Loin de croire à une grâce, je m'imaginai tout d'abord être sous le coup d'une impression purement nerveuse... Cependant, mes heures terminées, je cherchai à analyser ce délicieux état de mon âme ; je m'efforçai d'apprécier, avec calme, les diverses circonstances de mon entrevue avec M. Vianney. Cet examen impartial me convainquit que cette joie intime, cette confiance succédant à la crainte, toutes ces émotions extraordinaires que je venais de ressentir, je devais les attribuer à l'influence du saint Curé.

Toutefois, monsieur le Supérieur, pour être bien sûr que je n'étais pas victime d'une illusion, j'allai vous consulter. Vous eûtes la bonté de me dire que, connaissant l'humilité, la réserve et la discrétion habituelles de M. Vianney, je devais regarder ce qui m'était arrivé comme une grâce particulière.

Satisfait d'une réponse qui s'accordait si bien avec mes propres sentiments, je partis d'Ars l'âme pacifiée. J'ajouterai, pour votre édification, que cette paix et les suaves émotions qui l'accompagnaient, persévérèrent trois ou quatre mois. Elles étaient plus sensibles au moment de l'oraison. Aujourd'hui, le seul souvenir de ces faveurs dissipe les nuages qui de temps en temps voudraient troubler mon âme et diminuer ma confiance en Dieu.

 

Je dois vous dire encore qu'en septembre 1860, je renouvelai, par reconnaissance, mon pèlerinage d'Ars. Après ma messe, j'allai m'agenouiller sur la tombe du saint Curé. Là, il me vint l'inspiration de demander au ciel, par son intercession, la guérison d'une névralgie qui me faisait horriblement souffrir depuis plusieurs mois.

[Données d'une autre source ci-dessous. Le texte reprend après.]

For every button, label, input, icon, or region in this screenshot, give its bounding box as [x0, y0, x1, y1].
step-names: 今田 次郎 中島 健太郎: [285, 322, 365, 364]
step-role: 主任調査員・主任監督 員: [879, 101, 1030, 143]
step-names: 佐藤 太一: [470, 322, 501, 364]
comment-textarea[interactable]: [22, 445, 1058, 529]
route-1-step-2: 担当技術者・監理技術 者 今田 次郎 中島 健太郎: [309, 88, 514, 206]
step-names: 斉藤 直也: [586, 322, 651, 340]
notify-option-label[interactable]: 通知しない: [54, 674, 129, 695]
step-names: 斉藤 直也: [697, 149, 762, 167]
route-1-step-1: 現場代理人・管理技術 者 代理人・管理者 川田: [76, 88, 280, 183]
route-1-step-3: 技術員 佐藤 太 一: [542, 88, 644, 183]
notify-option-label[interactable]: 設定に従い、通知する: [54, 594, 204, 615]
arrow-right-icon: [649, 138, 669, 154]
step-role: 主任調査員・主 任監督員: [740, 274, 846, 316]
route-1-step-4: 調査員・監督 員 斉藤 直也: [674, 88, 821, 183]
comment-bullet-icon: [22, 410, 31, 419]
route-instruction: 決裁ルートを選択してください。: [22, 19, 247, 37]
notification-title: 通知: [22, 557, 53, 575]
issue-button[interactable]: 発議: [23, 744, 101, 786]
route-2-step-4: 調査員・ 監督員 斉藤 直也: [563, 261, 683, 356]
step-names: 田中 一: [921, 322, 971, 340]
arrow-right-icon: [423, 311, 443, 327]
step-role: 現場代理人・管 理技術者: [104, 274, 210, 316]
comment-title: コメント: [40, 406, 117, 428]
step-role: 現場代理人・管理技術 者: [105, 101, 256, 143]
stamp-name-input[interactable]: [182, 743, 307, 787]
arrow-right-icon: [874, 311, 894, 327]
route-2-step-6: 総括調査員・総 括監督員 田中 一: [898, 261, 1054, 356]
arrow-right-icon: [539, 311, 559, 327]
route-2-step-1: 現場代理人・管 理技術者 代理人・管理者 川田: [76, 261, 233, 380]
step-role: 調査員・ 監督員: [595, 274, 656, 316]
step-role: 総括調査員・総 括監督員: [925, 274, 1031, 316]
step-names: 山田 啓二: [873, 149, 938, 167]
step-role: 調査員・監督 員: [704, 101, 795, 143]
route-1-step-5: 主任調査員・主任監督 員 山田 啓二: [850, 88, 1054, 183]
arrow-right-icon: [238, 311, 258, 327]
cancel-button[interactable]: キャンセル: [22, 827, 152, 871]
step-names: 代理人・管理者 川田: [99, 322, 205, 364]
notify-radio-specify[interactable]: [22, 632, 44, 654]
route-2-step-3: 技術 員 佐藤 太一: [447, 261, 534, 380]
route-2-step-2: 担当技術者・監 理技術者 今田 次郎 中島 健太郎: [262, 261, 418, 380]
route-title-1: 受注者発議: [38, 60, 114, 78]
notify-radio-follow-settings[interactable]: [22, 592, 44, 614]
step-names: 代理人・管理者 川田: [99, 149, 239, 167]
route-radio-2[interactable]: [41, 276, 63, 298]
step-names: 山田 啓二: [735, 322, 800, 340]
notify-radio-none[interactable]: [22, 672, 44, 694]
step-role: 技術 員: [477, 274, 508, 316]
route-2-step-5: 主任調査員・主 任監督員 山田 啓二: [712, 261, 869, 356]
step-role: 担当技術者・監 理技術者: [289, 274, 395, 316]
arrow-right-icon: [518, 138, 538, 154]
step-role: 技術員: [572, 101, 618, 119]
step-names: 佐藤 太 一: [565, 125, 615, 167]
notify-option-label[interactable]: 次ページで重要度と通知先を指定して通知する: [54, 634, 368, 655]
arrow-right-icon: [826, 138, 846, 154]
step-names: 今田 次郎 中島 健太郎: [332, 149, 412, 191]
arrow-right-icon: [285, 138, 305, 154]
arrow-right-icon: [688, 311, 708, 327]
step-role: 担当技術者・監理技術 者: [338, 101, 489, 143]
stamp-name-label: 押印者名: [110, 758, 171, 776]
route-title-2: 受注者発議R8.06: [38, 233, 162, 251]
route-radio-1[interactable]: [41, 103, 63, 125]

Je souhaitai toutefois que ma guérison, en même temps que profitable à mon âme, pût servir à la gloire de Dieu et à celle de son serviteur.

Ma prière terminée, j'étais déjà guéri... Ni pendant mon voyage de retour, ni pendant l'année qui suivit, je n'éprouvai les douleurs aiguës de mon mal. Si, depuis les vacances dernières, ma névralgie a reparu, elle n'est plus aussi pénible que la première fois. Peut-être le saint Curé m'en veut-il de n'être pas allé cette année à son tombeau. J'espère bien, si Dieu me prête vie et santé, m'y rendre l'an prochain...

 

P. S. En relisant ma lettre, je viens de m'apercevoir d'un oubli. Je voulais vous dire que je suis convaincu que le saint Curé d'Ars a eu de l'état de mon âme et de l'existence du petit chapelet dissimulé dans ma main une connaissance surnaturelle ; que c'est pour me consoler qu'il s'est montré si familièrement bon envers moi et que je dois à sa sainteté la paix de mon âme. Je vous ferai enfin remarquer que pas un mot, pas un geste de ma part n'avait pu le mettre au courant de mon état d'âme.